I am working on a bible study through this Lenten season. It is my first bible study and I am really enjoying it. There are a group of 18 of us or so, going through this journey together.
Well I plan the posts for the day in our Facebook group. I try to pull the important parts of the few pages for that specific day and create a graphic to go with hit.
Well, I worked on 2 days worth of posts today because I was behind. The posts that will get posted to our group tomorrow are about a Hidden Treasure. It really spoke to me though and I knew I needed to use it as a spring board for my post today.
“Where your treasure is, there your heart will be also.”

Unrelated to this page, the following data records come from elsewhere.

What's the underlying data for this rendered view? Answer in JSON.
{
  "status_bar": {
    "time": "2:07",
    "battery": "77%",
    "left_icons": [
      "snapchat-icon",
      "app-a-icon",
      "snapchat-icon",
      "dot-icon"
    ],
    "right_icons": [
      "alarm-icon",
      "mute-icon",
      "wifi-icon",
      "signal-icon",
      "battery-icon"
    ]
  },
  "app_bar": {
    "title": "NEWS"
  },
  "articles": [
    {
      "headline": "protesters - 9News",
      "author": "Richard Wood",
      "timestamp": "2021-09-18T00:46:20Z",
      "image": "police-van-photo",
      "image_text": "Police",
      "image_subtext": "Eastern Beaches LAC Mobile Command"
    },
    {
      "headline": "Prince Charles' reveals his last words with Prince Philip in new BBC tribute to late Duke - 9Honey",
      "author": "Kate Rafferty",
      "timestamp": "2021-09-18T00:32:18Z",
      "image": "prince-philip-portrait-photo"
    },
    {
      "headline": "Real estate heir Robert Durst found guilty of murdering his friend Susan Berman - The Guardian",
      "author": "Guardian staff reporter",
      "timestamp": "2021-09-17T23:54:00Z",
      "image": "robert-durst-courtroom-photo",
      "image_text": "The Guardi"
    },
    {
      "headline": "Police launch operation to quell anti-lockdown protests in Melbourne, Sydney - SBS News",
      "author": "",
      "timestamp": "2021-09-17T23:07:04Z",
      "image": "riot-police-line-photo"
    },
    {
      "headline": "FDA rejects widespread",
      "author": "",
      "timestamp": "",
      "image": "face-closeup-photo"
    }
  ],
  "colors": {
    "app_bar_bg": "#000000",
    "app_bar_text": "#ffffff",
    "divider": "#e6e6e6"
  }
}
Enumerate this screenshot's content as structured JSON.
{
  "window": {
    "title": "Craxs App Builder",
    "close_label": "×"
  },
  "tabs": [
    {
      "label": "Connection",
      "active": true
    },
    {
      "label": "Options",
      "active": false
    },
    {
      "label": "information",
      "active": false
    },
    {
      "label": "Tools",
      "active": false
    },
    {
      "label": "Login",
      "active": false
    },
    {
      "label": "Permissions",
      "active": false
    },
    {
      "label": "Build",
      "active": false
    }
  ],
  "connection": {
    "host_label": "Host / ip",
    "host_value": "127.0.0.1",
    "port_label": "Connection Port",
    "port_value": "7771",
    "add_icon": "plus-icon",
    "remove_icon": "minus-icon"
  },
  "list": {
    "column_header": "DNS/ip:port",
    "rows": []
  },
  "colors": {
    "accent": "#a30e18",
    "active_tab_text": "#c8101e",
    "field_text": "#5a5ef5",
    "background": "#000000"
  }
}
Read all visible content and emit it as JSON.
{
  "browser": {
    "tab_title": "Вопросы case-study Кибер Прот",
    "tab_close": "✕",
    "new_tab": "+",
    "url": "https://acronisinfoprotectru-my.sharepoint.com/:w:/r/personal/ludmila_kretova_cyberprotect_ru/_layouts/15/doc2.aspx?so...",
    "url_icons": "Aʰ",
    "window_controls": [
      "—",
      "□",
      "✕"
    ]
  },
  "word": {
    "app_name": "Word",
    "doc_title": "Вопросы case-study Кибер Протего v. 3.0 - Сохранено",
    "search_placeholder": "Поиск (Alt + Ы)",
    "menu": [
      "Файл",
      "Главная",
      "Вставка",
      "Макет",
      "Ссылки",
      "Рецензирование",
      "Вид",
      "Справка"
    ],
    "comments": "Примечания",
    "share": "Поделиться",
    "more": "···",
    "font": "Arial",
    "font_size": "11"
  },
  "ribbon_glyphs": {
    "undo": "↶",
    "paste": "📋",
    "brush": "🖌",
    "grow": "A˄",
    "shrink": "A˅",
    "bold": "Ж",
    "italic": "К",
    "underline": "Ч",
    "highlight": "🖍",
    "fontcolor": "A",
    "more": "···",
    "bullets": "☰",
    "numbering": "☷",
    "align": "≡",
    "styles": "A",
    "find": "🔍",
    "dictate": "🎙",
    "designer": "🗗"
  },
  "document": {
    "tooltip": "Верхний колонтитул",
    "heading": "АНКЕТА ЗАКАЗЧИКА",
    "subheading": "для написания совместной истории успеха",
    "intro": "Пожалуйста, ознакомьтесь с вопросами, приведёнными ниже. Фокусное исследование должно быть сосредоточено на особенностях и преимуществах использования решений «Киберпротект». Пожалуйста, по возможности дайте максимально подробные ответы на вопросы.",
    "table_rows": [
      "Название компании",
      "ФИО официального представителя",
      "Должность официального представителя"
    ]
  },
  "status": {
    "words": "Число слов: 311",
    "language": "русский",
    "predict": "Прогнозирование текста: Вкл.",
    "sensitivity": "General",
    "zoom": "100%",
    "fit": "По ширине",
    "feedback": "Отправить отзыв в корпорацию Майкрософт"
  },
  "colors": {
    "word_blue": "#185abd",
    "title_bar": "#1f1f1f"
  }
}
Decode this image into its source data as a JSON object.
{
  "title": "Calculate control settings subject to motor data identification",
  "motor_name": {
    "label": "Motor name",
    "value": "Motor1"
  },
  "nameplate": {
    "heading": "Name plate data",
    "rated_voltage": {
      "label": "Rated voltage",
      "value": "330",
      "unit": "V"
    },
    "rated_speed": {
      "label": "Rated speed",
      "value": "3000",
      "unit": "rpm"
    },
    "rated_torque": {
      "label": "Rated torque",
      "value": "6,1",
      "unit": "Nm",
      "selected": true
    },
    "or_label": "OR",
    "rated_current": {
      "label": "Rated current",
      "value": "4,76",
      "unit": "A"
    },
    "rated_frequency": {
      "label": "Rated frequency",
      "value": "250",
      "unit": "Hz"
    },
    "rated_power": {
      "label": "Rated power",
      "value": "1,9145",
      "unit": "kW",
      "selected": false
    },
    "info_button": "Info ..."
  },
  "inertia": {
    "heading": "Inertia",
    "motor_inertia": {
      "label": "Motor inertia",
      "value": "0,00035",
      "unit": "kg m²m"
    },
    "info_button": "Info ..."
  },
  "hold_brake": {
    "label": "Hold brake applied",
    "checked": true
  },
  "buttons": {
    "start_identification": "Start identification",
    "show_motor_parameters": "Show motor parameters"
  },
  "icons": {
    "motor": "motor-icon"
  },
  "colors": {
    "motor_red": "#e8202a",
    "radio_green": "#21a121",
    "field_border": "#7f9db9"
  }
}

I have been really struggling with what I should be doing, where, when and with whom. These questions have been on my mind, in my heart and at the core of most conversations that I have had since the beginning of the year.
I know what my treasure in this life is and most of the trouble is, that is exactly where my heart is. For good or for bad, my heart is with my children, all day every day. I am just working to find the treasure and my heart in more than just that.
Thank you God for bringing your beautiful stories to me. For reminding me of what is right in front of me and just how lucky I am truly am.
Through a conversation about going to far, I was able to have a beautiful conversation with one of my step-sons this weekend. Even though, I have been in their lives for 6 1/2 years, I know that sometimes the kids still think that we play favorites. That we do “his” and “her” kids.
I told him that isn’t how it works. That even though, that might be how his brain perceives it, I love each and every one of my 6 kids the same. After 6 1/2 years, it is impossible not to. I have seen them through so much, watched them all in sports, taken them through many holidays, homework assignments, troubles with friends…etc etc.
They are all my treasure, they are all my heart. Not just the 3 that I carried myself. They were all brought to me because God wanted them to be my children. By blood or by marriage, doesn’t matter one little bit. Not to me, maybe it did for a short time when we were just combining when we were just getting to know each other. After 6 1/2 years though…we are together!
Where my treasure is, there my heart will be too.